In a reconstruction of his analysis, there is another image of a sitter looking off to the side, the BBC reported. In this image, the sitter does not smile like in the famous painting. The Louvre Museum has declined to comment on his claims. Mr Cotte used a technique called Layer Amplification Method (LAM) to delve deeper into the Mona Lisa. This projects a series of lights on the painting and the reflections are then measured by a camera. From those measurements, the hidden layers of the painting can be reconstructed.

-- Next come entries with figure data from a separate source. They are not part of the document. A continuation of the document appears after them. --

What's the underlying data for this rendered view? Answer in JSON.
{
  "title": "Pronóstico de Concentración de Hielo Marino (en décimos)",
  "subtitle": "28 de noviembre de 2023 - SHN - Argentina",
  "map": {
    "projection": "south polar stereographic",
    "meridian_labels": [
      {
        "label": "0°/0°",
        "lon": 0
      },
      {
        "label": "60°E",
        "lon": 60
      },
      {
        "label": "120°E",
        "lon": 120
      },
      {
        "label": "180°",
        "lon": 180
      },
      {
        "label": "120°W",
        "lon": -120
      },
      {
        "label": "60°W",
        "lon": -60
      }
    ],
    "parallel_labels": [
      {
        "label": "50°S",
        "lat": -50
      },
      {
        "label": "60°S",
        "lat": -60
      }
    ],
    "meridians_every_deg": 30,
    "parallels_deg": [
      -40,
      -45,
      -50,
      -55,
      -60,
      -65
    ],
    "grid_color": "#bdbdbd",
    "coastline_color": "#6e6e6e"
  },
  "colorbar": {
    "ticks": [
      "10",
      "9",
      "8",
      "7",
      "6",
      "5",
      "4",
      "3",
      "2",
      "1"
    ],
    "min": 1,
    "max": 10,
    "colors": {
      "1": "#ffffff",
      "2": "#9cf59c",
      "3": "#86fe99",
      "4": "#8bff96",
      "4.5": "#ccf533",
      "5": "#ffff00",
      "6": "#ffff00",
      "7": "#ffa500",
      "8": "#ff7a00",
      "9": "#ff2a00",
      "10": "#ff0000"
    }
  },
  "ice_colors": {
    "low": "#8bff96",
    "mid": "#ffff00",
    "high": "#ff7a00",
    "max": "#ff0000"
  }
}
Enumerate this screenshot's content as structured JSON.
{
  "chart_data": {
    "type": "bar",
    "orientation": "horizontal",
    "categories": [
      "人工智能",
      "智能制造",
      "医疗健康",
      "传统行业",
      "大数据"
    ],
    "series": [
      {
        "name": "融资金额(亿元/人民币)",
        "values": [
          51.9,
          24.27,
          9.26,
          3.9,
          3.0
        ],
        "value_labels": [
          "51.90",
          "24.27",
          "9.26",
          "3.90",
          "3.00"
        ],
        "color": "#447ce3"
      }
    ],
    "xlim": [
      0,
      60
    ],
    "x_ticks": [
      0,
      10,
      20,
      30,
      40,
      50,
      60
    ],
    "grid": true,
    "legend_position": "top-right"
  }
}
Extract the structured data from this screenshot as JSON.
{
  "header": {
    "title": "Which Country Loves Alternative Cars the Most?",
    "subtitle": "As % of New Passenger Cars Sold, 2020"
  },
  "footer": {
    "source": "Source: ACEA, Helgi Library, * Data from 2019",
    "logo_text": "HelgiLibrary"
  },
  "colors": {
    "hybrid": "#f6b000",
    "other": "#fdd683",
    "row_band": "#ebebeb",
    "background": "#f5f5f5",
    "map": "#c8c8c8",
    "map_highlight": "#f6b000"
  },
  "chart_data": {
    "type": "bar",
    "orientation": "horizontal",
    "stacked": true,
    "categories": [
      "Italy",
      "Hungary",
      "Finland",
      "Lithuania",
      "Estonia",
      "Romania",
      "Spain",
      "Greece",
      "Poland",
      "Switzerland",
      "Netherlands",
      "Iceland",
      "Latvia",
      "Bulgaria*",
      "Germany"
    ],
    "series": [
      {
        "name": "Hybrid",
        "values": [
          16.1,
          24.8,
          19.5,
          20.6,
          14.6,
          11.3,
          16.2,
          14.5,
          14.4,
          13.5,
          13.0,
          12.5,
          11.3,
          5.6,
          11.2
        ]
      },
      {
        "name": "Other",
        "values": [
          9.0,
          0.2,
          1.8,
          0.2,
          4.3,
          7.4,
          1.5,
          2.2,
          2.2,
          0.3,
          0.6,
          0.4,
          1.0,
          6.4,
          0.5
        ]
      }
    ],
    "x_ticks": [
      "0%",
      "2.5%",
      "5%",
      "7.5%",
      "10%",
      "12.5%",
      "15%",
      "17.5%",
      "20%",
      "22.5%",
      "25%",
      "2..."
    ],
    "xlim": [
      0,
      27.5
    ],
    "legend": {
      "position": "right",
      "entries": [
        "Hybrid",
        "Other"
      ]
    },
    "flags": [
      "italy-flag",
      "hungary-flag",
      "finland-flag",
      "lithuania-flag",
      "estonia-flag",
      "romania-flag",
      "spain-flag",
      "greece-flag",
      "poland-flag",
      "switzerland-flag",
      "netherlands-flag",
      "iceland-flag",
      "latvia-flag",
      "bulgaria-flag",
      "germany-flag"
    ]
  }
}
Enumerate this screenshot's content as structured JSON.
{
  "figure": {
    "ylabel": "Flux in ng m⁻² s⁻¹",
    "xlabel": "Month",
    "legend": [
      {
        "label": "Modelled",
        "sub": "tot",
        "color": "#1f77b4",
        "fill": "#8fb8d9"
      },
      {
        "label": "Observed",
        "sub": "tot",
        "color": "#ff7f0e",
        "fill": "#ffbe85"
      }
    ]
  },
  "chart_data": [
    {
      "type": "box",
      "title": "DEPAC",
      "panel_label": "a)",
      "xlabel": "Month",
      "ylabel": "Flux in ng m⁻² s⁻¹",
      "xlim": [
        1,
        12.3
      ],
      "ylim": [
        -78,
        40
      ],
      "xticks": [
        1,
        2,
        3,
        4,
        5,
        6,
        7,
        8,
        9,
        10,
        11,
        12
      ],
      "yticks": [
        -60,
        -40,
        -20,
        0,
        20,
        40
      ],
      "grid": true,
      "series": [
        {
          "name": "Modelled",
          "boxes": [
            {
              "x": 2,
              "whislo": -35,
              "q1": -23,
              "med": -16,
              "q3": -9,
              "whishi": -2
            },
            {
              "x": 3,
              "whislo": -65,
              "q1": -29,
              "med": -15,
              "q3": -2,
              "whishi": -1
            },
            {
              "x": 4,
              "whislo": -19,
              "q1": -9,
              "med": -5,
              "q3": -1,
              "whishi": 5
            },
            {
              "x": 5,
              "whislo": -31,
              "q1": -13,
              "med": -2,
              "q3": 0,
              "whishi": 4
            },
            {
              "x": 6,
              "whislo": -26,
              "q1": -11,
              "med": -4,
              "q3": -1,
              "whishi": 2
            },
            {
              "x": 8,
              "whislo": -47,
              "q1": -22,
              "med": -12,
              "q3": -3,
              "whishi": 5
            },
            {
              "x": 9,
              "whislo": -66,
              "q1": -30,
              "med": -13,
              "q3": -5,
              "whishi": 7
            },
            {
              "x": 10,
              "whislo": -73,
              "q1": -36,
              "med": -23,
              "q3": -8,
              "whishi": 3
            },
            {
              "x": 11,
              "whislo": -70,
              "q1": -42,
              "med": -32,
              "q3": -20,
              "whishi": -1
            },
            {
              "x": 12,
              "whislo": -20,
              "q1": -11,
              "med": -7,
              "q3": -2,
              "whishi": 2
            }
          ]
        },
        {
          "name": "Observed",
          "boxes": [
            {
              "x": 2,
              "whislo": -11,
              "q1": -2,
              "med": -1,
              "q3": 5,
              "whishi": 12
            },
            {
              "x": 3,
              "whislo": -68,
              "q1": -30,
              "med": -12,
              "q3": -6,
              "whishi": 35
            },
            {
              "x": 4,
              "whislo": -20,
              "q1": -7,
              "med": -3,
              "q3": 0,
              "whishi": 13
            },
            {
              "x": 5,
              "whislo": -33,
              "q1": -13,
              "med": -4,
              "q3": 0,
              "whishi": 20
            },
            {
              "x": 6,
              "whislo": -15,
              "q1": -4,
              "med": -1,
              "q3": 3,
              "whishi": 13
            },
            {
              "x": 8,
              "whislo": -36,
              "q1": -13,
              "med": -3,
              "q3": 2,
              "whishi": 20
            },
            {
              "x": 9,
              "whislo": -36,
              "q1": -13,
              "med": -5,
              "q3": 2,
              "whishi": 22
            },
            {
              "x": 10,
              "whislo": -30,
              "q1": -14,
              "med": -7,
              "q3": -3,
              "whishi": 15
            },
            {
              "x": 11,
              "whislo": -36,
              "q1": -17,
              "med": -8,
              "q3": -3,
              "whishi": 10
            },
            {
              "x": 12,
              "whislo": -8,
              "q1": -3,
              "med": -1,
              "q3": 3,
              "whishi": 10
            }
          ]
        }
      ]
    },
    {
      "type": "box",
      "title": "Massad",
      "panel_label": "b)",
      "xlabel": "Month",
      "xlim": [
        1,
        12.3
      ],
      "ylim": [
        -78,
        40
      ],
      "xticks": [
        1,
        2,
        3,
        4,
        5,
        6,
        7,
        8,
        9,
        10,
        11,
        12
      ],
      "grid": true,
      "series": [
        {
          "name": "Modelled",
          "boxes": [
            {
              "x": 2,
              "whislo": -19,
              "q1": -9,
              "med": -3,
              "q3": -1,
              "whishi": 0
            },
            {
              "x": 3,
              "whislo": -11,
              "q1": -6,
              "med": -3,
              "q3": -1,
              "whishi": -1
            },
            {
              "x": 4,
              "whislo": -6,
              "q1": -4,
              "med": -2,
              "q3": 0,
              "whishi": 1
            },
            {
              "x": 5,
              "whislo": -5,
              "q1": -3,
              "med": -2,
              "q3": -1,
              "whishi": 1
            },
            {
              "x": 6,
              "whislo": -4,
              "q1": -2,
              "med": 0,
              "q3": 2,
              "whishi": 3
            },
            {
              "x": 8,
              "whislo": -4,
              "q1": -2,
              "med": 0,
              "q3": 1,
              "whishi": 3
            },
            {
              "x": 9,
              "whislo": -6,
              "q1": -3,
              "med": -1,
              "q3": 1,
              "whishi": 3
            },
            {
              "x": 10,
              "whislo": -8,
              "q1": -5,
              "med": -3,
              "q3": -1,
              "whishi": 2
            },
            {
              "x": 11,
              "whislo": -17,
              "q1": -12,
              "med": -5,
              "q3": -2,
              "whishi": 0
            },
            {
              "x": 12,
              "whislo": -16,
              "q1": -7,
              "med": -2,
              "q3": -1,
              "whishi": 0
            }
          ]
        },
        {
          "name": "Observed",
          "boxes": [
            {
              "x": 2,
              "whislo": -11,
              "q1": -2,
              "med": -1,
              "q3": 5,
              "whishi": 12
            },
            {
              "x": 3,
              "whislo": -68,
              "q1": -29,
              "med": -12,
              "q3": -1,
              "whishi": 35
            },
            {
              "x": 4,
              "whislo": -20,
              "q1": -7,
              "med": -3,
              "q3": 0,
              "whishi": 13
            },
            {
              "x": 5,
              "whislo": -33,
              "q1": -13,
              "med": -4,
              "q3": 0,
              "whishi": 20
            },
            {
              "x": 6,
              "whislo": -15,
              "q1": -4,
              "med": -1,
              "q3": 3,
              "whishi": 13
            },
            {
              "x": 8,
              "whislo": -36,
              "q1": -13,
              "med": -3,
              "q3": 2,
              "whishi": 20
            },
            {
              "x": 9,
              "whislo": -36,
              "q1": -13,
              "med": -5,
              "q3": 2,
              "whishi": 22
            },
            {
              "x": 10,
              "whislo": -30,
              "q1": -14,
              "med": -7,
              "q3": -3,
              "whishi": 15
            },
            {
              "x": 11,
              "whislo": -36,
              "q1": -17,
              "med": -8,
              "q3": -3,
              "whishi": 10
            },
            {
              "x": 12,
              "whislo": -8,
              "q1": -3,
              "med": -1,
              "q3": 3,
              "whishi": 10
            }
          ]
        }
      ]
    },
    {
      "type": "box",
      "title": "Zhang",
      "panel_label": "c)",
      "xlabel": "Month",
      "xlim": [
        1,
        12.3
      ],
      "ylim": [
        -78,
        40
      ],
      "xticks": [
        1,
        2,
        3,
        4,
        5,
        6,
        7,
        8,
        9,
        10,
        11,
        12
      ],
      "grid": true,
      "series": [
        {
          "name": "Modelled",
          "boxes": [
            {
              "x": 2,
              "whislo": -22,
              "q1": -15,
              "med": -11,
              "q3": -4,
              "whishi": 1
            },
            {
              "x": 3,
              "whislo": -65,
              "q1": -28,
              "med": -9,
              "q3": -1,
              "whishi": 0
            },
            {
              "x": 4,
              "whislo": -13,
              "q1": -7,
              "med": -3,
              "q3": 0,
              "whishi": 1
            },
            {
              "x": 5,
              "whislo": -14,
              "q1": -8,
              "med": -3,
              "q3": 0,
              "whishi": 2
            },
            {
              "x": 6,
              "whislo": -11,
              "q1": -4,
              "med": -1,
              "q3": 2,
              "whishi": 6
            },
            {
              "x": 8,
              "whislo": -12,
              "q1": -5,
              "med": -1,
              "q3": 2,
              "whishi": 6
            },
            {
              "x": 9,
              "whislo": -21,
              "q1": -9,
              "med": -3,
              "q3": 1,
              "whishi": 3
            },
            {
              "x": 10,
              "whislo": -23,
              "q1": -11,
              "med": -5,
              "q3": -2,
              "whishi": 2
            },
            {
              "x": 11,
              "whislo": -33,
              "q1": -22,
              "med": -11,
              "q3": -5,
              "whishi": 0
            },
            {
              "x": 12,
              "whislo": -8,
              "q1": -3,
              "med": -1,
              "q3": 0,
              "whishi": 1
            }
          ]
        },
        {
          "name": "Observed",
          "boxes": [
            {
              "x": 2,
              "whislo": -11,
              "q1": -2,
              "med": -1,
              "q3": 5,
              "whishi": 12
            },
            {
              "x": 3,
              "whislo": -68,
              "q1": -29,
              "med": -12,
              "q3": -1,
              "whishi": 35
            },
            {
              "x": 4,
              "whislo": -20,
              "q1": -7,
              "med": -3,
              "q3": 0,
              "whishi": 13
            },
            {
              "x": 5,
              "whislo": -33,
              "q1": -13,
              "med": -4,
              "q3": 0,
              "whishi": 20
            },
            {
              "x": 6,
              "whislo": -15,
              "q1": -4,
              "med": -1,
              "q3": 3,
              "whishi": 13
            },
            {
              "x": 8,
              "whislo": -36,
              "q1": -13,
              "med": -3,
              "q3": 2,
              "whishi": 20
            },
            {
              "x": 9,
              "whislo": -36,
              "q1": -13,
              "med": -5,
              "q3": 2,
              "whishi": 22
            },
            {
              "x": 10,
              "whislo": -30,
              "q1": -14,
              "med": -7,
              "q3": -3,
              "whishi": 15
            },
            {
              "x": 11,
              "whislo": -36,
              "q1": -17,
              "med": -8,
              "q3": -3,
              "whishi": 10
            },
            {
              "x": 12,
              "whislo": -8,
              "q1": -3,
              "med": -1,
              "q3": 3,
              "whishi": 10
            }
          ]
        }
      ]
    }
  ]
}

Mr Cotte said: “We can now analyse exactly what is happening inside the layers of the paint and we can peel like an onion all the layers of the painting. “We can reconstruct all the chronology of the creation of the painting.”
It has long been believed that the woman in the Mona Lisa, painted between 1503 and 1517, is Lisa Gheradini, the wife of a silk merchant in Florence, Italy. But Mr Cotte claims the subject is another woman entirely. “The results shatter many myths and alter our vision of Leonardo’s masterpiece forever,” he said in The Secrets of the Mona Lisa programme, which will be broadcast on BBC Two at 9pm on December 9. “When I finished the reconstruction of Lisa Gherardini, I was in front of the portrait and she is totally different to Mona Lisa today. This is not the same woman.”
However, Martin Kemp, Emeritus Professor of the history of art at the University of Oxford, told the BBC the idea that another picture is hidden beneath the Mona Lisa is “untenable”.